Photographer: Well, I use a Leica with a 50mm lens for most of my shots. I’m actually a big fan of your work, too, Mr Hemingway. I’ve read all your books. Can I just ask: what typewriter do you use…?
The point is obviously that a good camera doesn’t necessarily make a good picture, and it’s mildly insulting to photographers if you ask about their equipment without complimenting them on their talent!
However, all other things being equal, a good camera can make life a lot easier for wildlife photography. I’d suggest getting a full-frame DSLR with a zoom lens with a maximum focal length of at least 300mm, preferably 400mm or more.
The problem with a bridge or DX camera is that you won’t get the quality you’re after, as they don’t have large enough sensors. I started off with a bridge camera and thought the zoom was great – until I saw the Nikon DSLR one of the other guys had!
I had a severe case of ‘camera envy’, so I emailed a friend of mine who was a professional photographer to ask what he would get. He recommended either Nikon or Canon, but Canon made photocopiers, so that was out of the question!
Instead, I bought myself a Nikon D800 – complete with 36.3 megapixels! – and it’s served me well ever since. I now also have a D810, which is an upgraded version of the D800. Having two cameras means I don’t have to worry about changing lenses.
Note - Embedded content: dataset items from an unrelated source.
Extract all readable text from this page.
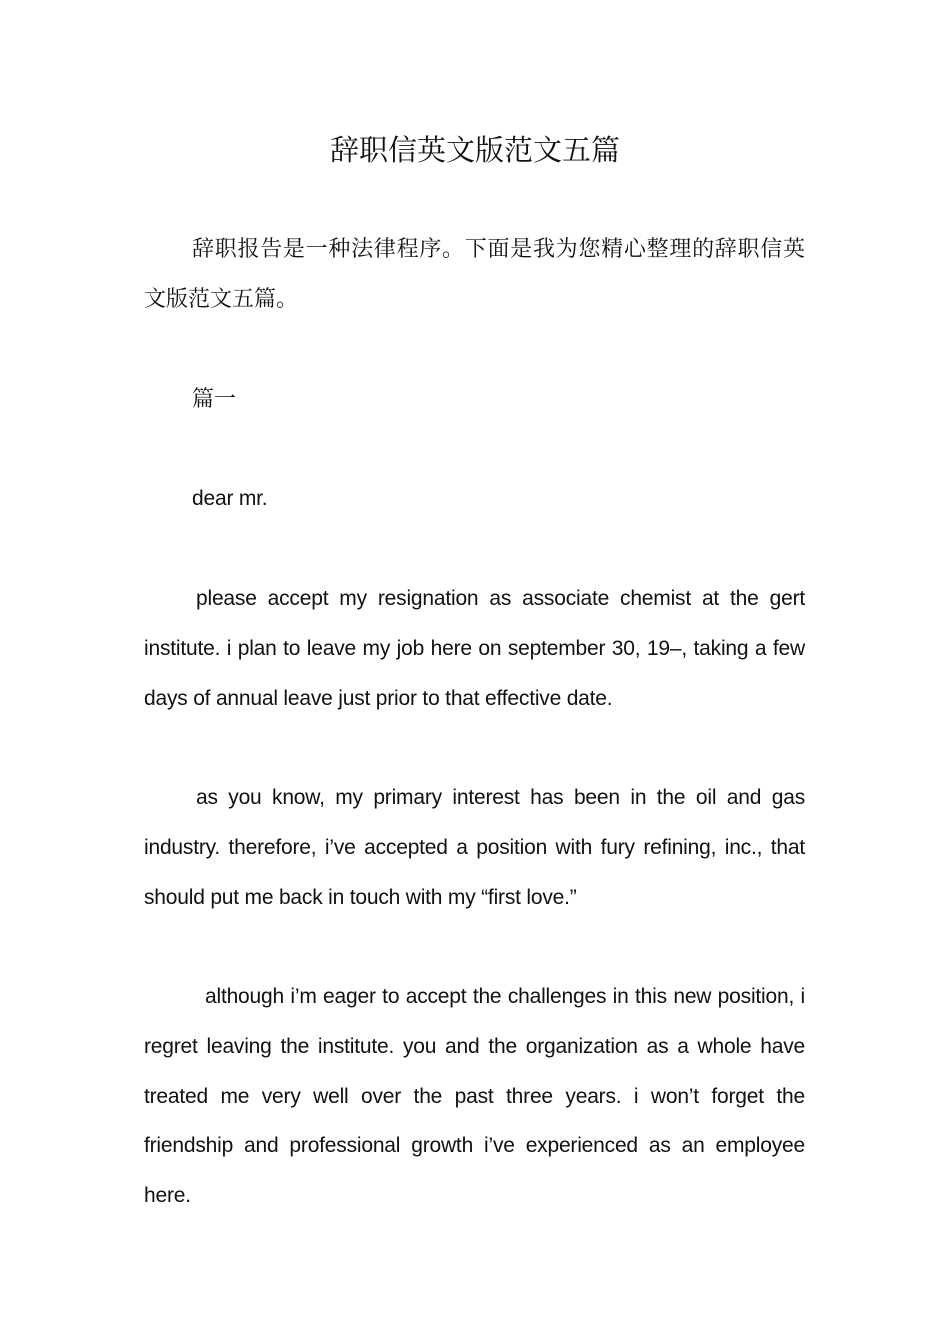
辞职信英文版范文五篇

辞职报告是一种法律程序。下面是我为您精心整理的辞职信英文版范文五篇。

篇一

dear mr.

please accept my resignation as associate chemist at the gert institute. i plan to leave my job here on september 30, 19–, taking a few days of annual leave just prior to that effective date.

as you know, my primary interest has been in the oil and gas industry. therefore, i’ve accepted a position with fury refining, inc., that should put me back in touch with my “first love.”

although i’m eager to accept the challenges in this new position, i regret leaving the institute. you and the organization as a whole have treated me very well over the past three years. i won’t forget the friendship and professional growth i’ve experienced as an employee here.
Instead, I carry them both cameras on a SpiderPro holster that looks a bit like an old Western cowboy’s gun belt. I can take them out and put them back with just one hand, and I can lock them in place if I’m going on a boat ride or clambering over rocks and don’t want to take any chances.
As for lenses, I mainly use an 80-400mm on the D800 and rent an 800mm prime on the D810. They’re both made by Nikon, and for a very good reason. I tried a Sigma 50-500mm and then a Tamron 150-600mm lens, but the images just weren’t sharp enough.
Once you load the software, it guides you through the set-up and takes a number of exposures automatically, just asking you to change the manual focus adjustment anywhere from -20 to +20. When the routine is finished, it gives you a PDF report showing the optimal adjustment value – and that’s what persuaded me to use only Nikon lenses.
I’d been on a trip to Svalbard and wasn’t happy with my shots of the polar bears, which were all just a little bit soft. One of the other guys on the trip told me he did a manual focus check, and that’s when I started doing it, too.
It was only when I bought my new 80-400mm lens that I realised the huge difference in sharpness: the Sigma and Tamron were down at around 1400 on the numeric scale, and the Nikon was way up at 2200! In short, check your lenses.
They’re mass-produced items, so there’s always bound to be some slight variation in focus, and you’d rather fix it yourself than have to use it as an excuse when you don’t get the sharpness you want.
I also make sure I always pack a polarising filter together with a lens cleaning kit (with sensor swabs and cleaning fluid), a beanbag (for resting the lens on the windowsill of a jeep) and my laptop (so that I can download and work on my pictures in the evening).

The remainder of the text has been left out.